Gourmet Gujarat – Part 1

I have always enjoyed the Gujarati Thalis at restaurants like Rajdhani in Bangalore. So I was looking forward to a more authentic experience during my recent trip to Gujarat. And I never imagined that that I would go through another “Highway on my plate” sort of experience.

My flight to Ahmedabad landed at noon as the summer sun was busy heating up the city. Since my itinerary was quite packed, I straighaway boarded a private bus for Patan about 130 Kms away. The plan was to see Rani Ni Vav which is a 10th century step well constructed by a queen of the Solanki dynasty. To save time, I had some sandwich on the flight and skipped lunch.

On my way back from the Vav I got the first taste of Gujarati food with Puri nu Rasavalu Shaak (Puri with vegetable gravy) at a roadside hotel in Patan. I found that the gravy in Gujarati dishes is not as thick as Punjabi gravy. As I was devouring the meal, I noticed a choice of Lassi on the menu and ordered the special Lassi. This was my first Lassi in Gujarat and thereafter I was besotted with Gujarati Lassi throughout the trip. The special ingredients in the Lassi were the cream, a dollop of vanilla ice-cream, nuts and sweet mango syrup. Gujarat is home for Amul and that showed in the taste and consistency of the Lassi itself. And the special additions took an already-good Lassi to a whole new level. I was glad I had skipped lunch that afternoon.

The overnight stay meant that the first encounter with Thali in Gujarat would have to be at Patan itself. Locals told me that it is not common to have a Thali for dinner in small towns but there was a place where I could get one. The name of this restaurant was an oxymoron for Gujarati Thali – “Dhosa Camp” near Chaar Rasta on SH7.
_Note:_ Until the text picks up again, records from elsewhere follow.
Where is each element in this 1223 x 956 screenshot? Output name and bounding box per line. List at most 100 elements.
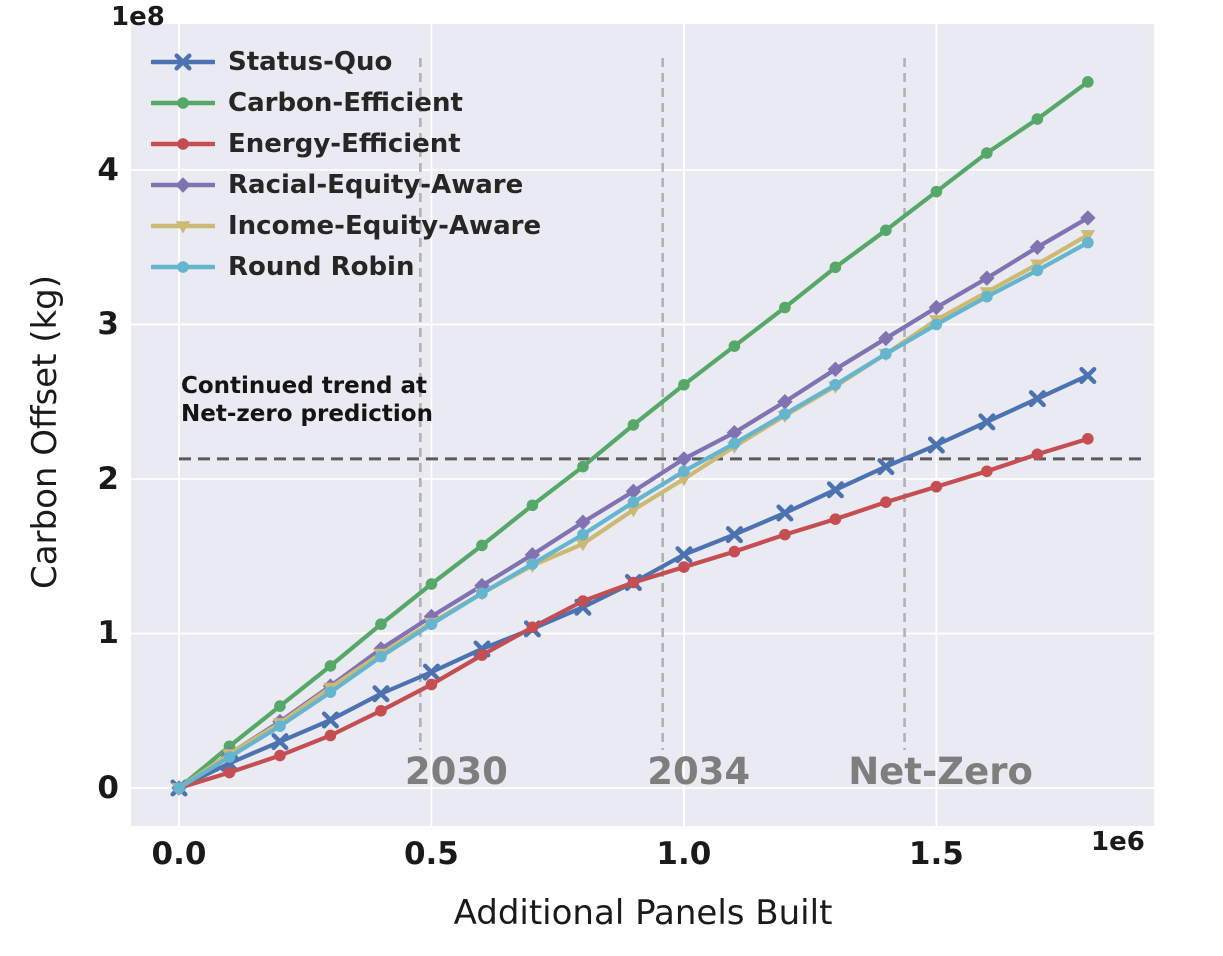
- data-point-marker: [372, 685, 390, 703]
- data-point-marker: [880, 496, 892, 508]
- legend-marker-circle-icon: [151, 260, 215, 273]
- data-point-marker: [375, 704, 387, 717]
- legend-label-status-quo: Status-Quo: [228, 46, 393, 77]
- data-point-marker: [526, 499, 539, 512]
- data-point-marker: [927, 436, 945, 454]
- y-tick-2: 2: [97, 460, 119, 497]
- data-point-marker: [626, 505, 641, 518]
- legend-item-carbon-efficient: Carbon-Efficient: [151, 82, 541, 123]
- data-point-marker: [675, 546, 693, 564]
- data-point-marker: [476, 649, 488, 661]
- legend-marker-x-icon: [151, 53, 215, 70]
- data-point-marker: [274, 700, 286, 712]
- data-point-marker: [627, 419, 640, 431]
- data-point-marker: [575, 539, 591, 552]
- data-point-marker: [271, 733, 289, 751]
- data-point-marker: [575, 514, 591, 530]
- x-tick-1.0: 1.0: [656, 836, 712, 872]
- data-point-marker: [1082, 76, 1094, 88]
- legend-item-status-quo: Status-Quo: [151, 41, 541, 82]
- data-point-marker: [1028, 390, 1046, 408]
- data-point-marker: [676, 451, 692, 467]
- legend-item-round-robin: Round Robin: [151, 246, 541, 287]
- data-point-marker: [981, 290, 993, 303]
- legend-item-racial-equity-aware: Racial-Equity-Aware: [151, 164, 541, 205]
- data-point-marker: [979, 270, 995, 286]
- data-point-marker: [577, 595, 589, 607]
- data-point-marker: [928, 299, 945, 316]
- data-point-marker: [1082, 433, 1094, 445]
- y-tick-3: 3: [97, 306, 119, 343]
- data-point-marker: [880, 348, 892, 360]
- data-point-marker: [223, 751, 236, 763]
- data-point-marker: [173, 782, 185, 794]
- series-round-robin: [173, 236, 1094, 794]
- x-tick-0.0: 0.0: [151, 836, 207, 872]
- data-point-marker: [1031, 448, 1044, 461]
- data-point-marker: [930, 480, 943, 493]
- x-tick-0.5: 0.5: [403, 836, 459, 872]
- data-point-marker: [1080, 230, 1096, 243]
- legend-marker-circle-icon: [151, 96, 215, 109]
- data-point-marker: [779, 528, 791, 541]
- data-point-marker: [880, 224, 892, 237]
- data-point-marker: [1079, 366, 1097, 384]
- data-point-marker: [930, 318, 943, 331]
- series-energy-efficient: [173, 433, 1094, 794]
- data-point-marker: [678, 465, 690, 478]
- data-point-marker: [678, 378, 690, 391]
- data-point-marker: [827, 361, 844, 378]
- data-point-marker: [678, 561, 690, 573]
- vline-label-net-zero: Net-Zero: [848, 750, 1033, 793]
- legend-item-energy-efficient: Energy-Efficient: [151, 123, 541, 164]
- data-point-marker: [223, 740, 236, 753]
- legend-marker-triangle-down-icon: [151, 220, 215, 233]
- data-point-marker: [375, 650, 387, 663]
- data-point-marker: [324, 686, 337, 699]
- legend-label-racial-equity-aware: Racial-Equity-Aware: [228, 169, 524, 200]
- x-tick-1.5: 1.5: [908, 836, 964, 872]
- legend-label-carbon-efficient: Carbon-Efficient: [228, 87, 463, 118]
- data-point-marker: [826, 481, 844, 499]
- data-point-marker: [577, 528, 589, 541]
- data-point-marker: [324, 729, 337, 742]
- data-point-marker: [1031, 113, 1044, 125]
- data-point-marker: [425, 618, 438, 631]
- data-point-marker: [177, 137, 189, 150]
- data-point-marker: [476, 587, 488, 600]
- data-point-marker: [274, 749, 286, 762]
- data-point-marker: [829, 261, 842, 274]
- vline-label-2030: 2030: [404, 750, 508, 793]
- x-axis-label: Additional Panels Built: [453, 893, 833, 933]
- hline-annotation: Continued trend at Net-zero prediction: [181, 372, 433, 428]
- legend-label-round-robin: Round Robin: [228, 251, 415, 282]
- data-point-marker: [577, 460, 589, 473]
- data-point-marker: [878, 330, 894, 347]
- data-point-marker: [476, 539, 488, 552]
- legend: Status-Quo Carbon-Efficient Energy-Efficie…: [151, 41, 541, 287]
- data-point-marker: [779, 408, 791, 420]
- data-point-marker: [526, 558, 539, 570]
- data-point-marker: [425, 578, 438, 590]
- data-point-marker: [627, 576, 640, 589]
- x-axis-offset-text: 1e6: [1091, 827, 1145, 857]
- data-point-marker: [321, 711, 339, 729]
- legend-marker-circle-icon: [151, 137, 215, 150]
- y-tick-0: 0: [97, 769, 119, 806]
- data-point-marker: [1031, 264, 1044, 277]
- data-point-marker: [1080, 210, 1096, 226]
- data-point-marker: [728, 437, 741, 450]
- y-tick-4: 4: [97, 152, 119, 188]
- data-point-marker: [175, 220, 191, 233]
- data-point-marker: [981, 147, 993, 159]
- data-point-marker: [728, 545, 741, 558]
- vline-label-2034: 2034: [647, 750, 751, 793]
- data-point-marker: [174, 53, 192, 70]
- data-point-marker: [726, 424, 743, 441]
- data-point-marker: [175, 176, 191, 193]
- legend-label-income-equity-aware: Income-Equity-Aware: [228, 210, 542, 241]
- data-point-marker: [177, 96, 189, 109]
- data-point-marker: [524, 547, 541, 563]
- y-axis-label: Carbon Offset (kg): [25, 274, 65, 590]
While Gujarati families around me were ordering Paper Masala Dosa, I settled down for a Thali. For Rs. 45 I could not have had a better Thali with prompt service. The Thali comprised of few typical items such as Black Chana, a cup of mildly sweet Daal, one dry vegetable curry and one with gravy. Rice, Chaas and unlimited hot Chapathis rounded off the dishes. The striking feature of this Thali was the simplicity of the dishes. Compared to the overwhelming Thalis in posh city restaurants, this Thali felt authentic and homely.